Very tiny particles from air can be detected with innovative new instrument – IdealAQ

The new instruments created by the research team comply with the technical standards set for UFP measurements, but are cheaper and easier to produce and maintain. This is made possible by the simplified design of the instrument and, for example, leads to 2-10 times less liquid consumption, i.e. a refill every half year vs every two weeks, compared to existing instruments.

Ultrafine particles are harmful to people. They can penetrate into the bloodstream through the lungs and cause various health problems. The WHO has expressed concern over the health-related issues caused by these particles, but not enough measuring – and no large-scale monitoring – has been done to determine how many particles are found in emissions, let alone indexes that show which sites may harbour hazardous amounts.

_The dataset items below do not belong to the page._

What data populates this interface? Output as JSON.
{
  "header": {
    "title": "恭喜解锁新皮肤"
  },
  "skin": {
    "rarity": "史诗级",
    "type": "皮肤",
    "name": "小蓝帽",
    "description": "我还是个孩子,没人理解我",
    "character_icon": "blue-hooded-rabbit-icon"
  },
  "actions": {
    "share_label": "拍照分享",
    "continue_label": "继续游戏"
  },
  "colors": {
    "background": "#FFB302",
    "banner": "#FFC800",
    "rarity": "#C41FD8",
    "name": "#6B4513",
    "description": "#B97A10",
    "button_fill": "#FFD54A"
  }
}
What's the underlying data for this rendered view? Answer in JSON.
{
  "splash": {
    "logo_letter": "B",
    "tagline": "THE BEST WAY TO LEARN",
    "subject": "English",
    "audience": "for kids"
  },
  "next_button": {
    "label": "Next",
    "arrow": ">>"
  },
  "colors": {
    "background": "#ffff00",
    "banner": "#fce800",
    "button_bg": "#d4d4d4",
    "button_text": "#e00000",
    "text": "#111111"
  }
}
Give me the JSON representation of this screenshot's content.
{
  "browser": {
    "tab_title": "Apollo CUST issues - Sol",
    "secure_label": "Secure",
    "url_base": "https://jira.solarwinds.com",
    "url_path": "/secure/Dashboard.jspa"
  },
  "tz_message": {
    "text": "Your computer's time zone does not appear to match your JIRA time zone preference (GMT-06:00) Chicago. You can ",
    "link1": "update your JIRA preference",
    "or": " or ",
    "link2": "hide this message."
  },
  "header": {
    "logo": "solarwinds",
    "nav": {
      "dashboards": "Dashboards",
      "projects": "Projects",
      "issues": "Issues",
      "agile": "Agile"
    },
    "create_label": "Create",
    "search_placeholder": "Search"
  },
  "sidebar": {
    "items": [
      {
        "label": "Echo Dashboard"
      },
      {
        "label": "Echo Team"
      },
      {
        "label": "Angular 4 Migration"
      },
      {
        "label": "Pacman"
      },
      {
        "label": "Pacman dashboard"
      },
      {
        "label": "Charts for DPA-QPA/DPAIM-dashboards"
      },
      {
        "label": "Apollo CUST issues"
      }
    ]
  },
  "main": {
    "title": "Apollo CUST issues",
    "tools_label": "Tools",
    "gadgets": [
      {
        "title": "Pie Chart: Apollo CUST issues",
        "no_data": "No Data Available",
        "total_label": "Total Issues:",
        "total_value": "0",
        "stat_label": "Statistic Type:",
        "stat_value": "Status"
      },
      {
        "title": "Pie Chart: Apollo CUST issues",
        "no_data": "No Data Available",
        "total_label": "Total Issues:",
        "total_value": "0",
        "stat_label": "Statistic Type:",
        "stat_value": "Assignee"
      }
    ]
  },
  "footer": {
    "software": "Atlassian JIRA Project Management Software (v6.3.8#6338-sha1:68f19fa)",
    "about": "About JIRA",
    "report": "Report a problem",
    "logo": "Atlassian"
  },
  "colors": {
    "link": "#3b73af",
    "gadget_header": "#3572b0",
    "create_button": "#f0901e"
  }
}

New regulation is coming. The EU Commission has decided to ensure that adequate information is available at locations where high concentrations of UFP occur that are mainly influenced by sources from air, water or road transport (such as airports, ports, roads), industrial sites or domestic heating.

“The proposal by the EU to implement UFP monitoring as part of air pollution monitoring is a very positive decision. The decision makers need to have measurement data on the UFP concentrations for making informed decisions on their limit values and subsequent reduction measures. This data is currently largely missing”, says project leader, Dr Juha Kangasluoma from the Institute for Atmospheric and Earth System Research.

One of the factors hindering UFP monitoring is the cost of measurements, which limits the availability of the data to push the regulations and expand monitoring. The target of the venture is to solve this problem by commercializing the first cost-effective instrument that produces data that adheres to the technical specifications and ensures comparability.

Technological basics developed at the University of Helsinki’s Faculty of Science

Kangasluoma’s team is currently preparing a series of 2nd-generation prototypes. The aim of the venture is to make mainstream, cost-effective equipment that is IoT compatible.

The basics of the technology is not new. The instruments have been needed by the Institute for Atmospheric and Earth System Research (INAR), in cooperation with The University of Helsinki’s Department of chemistry and the Finnish Meteorological institute. So the collaboration has made it possible to test developed instruments needed for measurements. “The design of our instrument is being kept simple, so it can be modified to fit the situation it is used in. It also takes into account the new technical standards”, says Kangasluoma.

Test flights done with drones

“The first measurements with our prototype were done by installing the instrument into a drone and measuring the nanoparticles in the lowest layers of the atmosphere. We did test flights with drones together with the Finnish military a few years ago and, more recently, together with the group of Prof. Marja-Liisa Riekkola from the department of Chemistry”, says Kangasluoma.

“Drones are perfect tools for measuring the stratification of different pollutants in the lowest parts of the atmosphere. However, the new prototype’s focus is on stationary monitoring of the UFPs at ground level because there is the largest anticipated need of measurements”, he says. The second-generation prototypes can now perform several months of unattended operation.

“This project is another example of a case where scientific curiosity and freedom has led to the development of technology that has commercial potential for a different application. When we started, the only interesting thing was the atmospheric processes in the lower atmosphere, but to probe them, we had to develop simple enough technology to manage drone flights”, Kangasluoma explains. Transforming the drone prototype into the stationary monitoring instrument is currently done under Business Finland R2B grant.

“More recent trials have been done in city environments, first in Helsinki, and currently we are operating one unit in Tampere”, says Kangasluoma. At this point the prototype and technology are almost ready for scaling up. Next, the team will be setting up trials to measure UFPs in various indoor environments.

“Indoor air quality is equally important compared to outdoor air quality, as people spend most of their time indoors”, Kangasluoma adds.

Next steps involve finding partners and investors

The team has already worked for some years in the laboratory with the prototypes, and the current IdealAQ project is funded until end of 2024.

Kangasluoma’s five-person team has 20+ years of combined instrumentation experience, providing a background in top-level atmospheric science at the University of Helsinki. They also have experience in technology startups. Currently the team is looking for partners, investors and spinout possibilities. The science and prototyping is mostly done; now what is needed is to commercialise the results.

There are many parties that cannot currently measure and could use cheaper equipment, such as cities, authorities, the indoor air sector, and essentially anyone interested in clean air. Commercial customers and partners could then include companies operating in vehicle emissions and air-quality monitoring space, city authorities and, in the future, potentially even consumers.

Since there is clear interest, and a market for making these kinds of measurements, the aim is to go beyond the confines of Finland and on to the European and global markets.